À mon sens, le seul scénario réaliste à court et moyen terme pour réaliser une véritable transition vers un nouveau système demeure une articulation complexe entre le scénario 2 et 3; prise du pouvoir à l'échelon municipal et national par des plateformes citoyennes, écologistes et coalitions de gauche radicale (alliance rouge-verte-citoyenne), pour amorcer les premières mesures de transition et certaines ruptures significatives avec l'ordre établi; approfondissement de la révolution par les mouvements sociaux, réappropriation collective de bâtiments, lieux et infrastructures par les communautés locales, retour des pratiques d'autogestion, d'autosuffisance, de résilience et d'autonomie collective sur différents territoires, lesquelles permettront d'accélérer l'émergence de nouvelles formes de vie, de manières d'habiter et de relations au monde.
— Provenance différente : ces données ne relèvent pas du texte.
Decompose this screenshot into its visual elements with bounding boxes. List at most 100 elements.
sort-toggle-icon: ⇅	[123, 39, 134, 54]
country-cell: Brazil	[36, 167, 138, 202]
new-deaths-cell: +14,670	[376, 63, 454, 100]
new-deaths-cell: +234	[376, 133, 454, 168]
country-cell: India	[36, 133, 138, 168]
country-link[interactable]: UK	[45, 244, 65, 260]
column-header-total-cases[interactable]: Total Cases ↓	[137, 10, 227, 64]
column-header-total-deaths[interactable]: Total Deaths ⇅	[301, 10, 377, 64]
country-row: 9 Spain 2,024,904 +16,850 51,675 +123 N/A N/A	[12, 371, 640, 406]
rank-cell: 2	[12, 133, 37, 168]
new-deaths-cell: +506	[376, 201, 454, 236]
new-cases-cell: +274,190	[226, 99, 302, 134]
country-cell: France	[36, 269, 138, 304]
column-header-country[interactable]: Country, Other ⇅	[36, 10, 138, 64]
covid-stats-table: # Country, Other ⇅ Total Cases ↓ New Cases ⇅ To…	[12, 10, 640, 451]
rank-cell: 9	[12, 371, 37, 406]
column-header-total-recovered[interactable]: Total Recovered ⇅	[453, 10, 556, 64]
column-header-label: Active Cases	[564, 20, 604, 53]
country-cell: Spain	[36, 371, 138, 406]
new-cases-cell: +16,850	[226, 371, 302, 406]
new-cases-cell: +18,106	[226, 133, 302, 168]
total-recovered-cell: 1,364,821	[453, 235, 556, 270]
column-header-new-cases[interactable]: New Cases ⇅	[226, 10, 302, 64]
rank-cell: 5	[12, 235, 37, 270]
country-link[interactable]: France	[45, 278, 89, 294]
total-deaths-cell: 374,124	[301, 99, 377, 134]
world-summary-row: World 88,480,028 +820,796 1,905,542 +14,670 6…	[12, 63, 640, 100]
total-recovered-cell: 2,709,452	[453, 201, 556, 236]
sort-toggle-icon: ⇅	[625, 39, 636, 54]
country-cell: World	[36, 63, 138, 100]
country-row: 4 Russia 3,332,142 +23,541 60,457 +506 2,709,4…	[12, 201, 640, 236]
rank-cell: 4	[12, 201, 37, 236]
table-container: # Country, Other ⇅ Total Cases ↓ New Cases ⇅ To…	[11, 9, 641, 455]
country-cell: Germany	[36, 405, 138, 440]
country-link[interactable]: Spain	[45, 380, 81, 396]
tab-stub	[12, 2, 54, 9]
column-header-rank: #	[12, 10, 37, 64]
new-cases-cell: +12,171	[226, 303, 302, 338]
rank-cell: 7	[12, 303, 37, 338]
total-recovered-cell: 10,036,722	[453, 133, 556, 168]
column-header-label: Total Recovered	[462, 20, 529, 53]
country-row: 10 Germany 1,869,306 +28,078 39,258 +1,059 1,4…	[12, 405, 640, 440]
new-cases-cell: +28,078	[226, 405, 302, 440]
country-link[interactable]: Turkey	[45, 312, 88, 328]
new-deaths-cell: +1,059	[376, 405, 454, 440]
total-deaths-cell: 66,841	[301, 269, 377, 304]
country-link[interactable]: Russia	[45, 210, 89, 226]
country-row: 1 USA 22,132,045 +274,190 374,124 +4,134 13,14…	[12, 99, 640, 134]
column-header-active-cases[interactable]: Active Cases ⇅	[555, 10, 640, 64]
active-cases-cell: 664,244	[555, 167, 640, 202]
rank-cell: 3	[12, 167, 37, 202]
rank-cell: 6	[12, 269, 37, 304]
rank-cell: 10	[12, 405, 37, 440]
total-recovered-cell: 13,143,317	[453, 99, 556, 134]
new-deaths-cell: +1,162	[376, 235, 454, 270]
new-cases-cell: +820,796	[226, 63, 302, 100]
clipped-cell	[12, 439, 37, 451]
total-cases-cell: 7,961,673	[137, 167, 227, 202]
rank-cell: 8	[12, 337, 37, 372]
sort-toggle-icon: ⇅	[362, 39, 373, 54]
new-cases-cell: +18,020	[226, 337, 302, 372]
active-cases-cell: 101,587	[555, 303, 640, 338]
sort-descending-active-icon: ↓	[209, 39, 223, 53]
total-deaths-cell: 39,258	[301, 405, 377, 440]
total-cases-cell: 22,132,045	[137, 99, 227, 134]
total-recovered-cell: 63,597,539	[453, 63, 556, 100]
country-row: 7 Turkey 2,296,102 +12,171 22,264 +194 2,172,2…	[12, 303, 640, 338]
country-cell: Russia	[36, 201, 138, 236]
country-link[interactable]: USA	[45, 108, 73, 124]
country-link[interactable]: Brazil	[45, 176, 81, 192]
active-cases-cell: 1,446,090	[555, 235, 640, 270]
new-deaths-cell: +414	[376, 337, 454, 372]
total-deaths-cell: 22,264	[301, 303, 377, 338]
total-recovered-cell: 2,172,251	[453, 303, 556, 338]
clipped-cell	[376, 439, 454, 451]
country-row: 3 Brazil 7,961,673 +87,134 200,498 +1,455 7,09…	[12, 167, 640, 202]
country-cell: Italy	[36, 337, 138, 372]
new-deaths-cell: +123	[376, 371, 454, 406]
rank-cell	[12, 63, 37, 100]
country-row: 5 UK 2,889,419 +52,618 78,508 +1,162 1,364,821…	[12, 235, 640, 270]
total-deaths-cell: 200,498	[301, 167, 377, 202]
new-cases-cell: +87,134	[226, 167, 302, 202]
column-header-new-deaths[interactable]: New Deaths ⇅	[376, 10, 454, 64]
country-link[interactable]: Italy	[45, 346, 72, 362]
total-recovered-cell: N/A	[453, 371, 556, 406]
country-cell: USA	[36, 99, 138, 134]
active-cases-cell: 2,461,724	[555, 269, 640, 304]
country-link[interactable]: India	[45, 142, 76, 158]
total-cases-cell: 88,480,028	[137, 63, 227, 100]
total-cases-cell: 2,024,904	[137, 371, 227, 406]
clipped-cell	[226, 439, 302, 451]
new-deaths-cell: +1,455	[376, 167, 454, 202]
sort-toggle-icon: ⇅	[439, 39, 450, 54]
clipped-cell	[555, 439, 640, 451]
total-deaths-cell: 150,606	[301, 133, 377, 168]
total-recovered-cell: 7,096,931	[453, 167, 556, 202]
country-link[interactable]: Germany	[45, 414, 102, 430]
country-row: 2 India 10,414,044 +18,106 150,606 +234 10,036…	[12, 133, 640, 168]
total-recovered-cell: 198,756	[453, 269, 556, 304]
Si "l'écosocialisme démocratique" semble une voie à la fois souhaitable mais aussi peu probable sur le plan politique à très court terme, compte tenu du rapport de forces actuel qui favorise les forces conservatrices du statu quo, c'est bien l'horizon d'une "décroissance conviviale", d'un "communisme libertaire" ou d'un "municipalisme des temps difficiles" qui semble un scénario envisageable à long terme, surtout avec les perspectives d'un "effondrement" qui mettra à rude épreuve nos institutions, accentuera diverses pénuries et amplifiera de multiples bouleversements à des rythmes variés à travers le monde. Cela dit, encore une fois, nous manquons d'une vision, d'une stratégie, d'une direction, et de moyens à la hauteur de la situation pour concrétiser, ici et maintenant, cette aspiration.
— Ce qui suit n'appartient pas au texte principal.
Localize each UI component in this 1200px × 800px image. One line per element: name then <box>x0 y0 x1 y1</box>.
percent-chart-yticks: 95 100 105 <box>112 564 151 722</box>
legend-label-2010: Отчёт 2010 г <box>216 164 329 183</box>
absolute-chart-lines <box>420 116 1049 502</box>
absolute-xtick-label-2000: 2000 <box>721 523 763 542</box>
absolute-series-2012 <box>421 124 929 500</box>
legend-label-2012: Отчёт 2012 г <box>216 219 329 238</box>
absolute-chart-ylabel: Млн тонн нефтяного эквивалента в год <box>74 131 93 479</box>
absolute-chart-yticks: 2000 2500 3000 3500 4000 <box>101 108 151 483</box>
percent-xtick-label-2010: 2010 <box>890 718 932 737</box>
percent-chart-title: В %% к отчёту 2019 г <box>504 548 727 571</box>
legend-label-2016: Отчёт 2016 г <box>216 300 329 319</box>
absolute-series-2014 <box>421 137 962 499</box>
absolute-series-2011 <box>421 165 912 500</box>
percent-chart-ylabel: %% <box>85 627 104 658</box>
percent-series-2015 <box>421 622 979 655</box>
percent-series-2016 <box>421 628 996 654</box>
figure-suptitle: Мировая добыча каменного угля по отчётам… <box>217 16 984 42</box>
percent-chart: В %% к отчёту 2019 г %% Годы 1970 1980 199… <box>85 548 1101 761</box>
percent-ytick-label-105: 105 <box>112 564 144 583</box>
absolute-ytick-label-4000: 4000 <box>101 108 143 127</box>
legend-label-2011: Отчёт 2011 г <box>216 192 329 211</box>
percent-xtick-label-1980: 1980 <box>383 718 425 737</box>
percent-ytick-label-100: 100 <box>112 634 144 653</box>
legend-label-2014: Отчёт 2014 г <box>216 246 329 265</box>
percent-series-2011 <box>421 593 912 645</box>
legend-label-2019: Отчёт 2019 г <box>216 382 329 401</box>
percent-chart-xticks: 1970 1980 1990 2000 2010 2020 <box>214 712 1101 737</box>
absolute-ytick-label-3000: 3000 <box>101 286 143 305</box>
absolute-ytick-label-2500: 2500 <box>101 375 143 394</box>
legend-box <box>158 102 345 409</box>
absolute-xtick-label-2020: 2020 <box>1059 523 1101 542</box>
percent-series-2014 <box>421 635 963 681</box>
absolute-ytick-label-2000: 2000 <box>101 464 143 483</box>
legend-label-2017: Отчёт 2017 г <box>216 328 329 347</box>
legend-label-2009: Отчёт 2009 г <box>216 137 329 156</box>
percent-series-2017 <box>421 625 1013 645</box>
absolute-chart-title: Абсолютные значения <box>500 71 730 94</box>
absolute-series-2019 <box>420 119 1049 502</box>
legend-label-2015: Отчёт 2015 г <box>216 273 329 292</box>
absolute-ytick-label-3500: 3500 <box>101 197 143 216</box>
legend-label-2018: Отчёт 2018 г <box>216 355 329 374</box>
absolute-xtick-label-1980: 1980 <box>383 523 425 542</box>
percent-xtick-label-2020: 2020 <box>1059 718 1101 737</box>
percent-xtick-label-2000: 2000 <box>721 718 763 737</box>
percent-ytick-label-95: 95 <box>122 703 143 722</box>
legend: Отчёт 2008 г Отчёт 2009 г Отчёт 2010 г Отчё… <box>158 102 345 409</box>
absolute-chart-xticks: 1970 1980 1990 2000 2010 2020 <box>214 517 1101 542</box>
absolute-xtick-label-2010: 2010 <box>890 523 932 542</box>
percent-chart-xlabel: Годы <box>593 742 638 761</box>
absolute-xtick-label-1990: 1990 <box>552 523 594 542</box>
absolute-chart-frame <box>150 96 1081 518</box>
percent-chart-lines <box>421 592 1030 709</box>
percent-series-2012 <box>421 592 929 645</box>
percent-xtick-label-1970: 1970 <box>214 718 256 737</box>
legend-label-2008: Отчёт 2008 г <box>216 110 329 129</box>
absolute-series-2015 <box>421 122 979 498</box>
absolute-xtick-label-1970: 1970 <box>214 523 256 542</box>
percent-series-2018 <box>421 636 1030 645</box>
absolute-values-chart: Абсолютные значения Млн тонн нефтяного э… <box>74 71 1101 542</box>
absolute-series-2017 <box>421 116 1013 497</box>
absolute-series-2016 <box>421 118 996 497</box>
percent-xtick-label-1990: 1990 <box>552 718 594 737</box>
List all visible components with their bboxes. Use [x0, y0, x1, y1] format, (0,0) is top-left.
Rétrospective d'une longue décennie conservatrice et mouvementée
Le vieux monde se meurt, le nouveau monde tarde à apparaître, et dans ce clair-obscur surgissent les monstres. -Antonio Gramsci
Une décennie se clôt et une seconde s'ouvre sous le signe des incendies climatiques et d'une escalade de tensions pouvant dégénérer en conflits globaux. Pour ma part, faire une rétrospective de 2019 m'apparaît moins éclairant que de prendre un recul sur notre présente période historique pour mieux en saisir les tendances lourdes.
Disons d'abord que la dernière « longue décennie » débute avec la crise financière mondiale de 2007-2008, laquelle s'est accompagnée d'une vague de mesures d'austérité et de révoltes massives: printemps arabe, mouvement des indignados, Occupy, grève étudiante de 2012, etc. Le retour de la question des inégalités sociales, jumelée à la crise des démocraties représentatives et la dénonciation du pouvoir du 1% annonça une véritable crise de légitimité du modèle néolibéral qui mena plusieurs sociétés au bord du gouffre.
Or, la gauche a eu de la difficulté (c'est un euphémisme) à saisir les opportunités de cette vague de contestations et de crises sans précédent de l'ordre néolibéral. C'est plutôt la droite nationaliste et conservatrice qui a réussi à capter le mécontentement populaire et utiliser ce « moment populiste » à son avantage en mettant de l'avant la question identitaire et sécuritaire. Les attentats terroristes de 2015-2016, de même que la crise des réfugiés faisant suite à la guerre en Syrie, permirent aux forces conservatrices de définir l'agenda politique au profit des frontières, du contrôle de l'immigration et la préservation de l'intégrité nationale. Qui plus est, la remontée fulgurante des mouvements féministes, antiracistes et LGBTQ+ (#MeToo, Black Lives Matter, etc.) créa un ressac réactionnaire mettant tous les maux du monde sur le dos de la « gauche diversitaire » et de la « tyrannie des minorités ».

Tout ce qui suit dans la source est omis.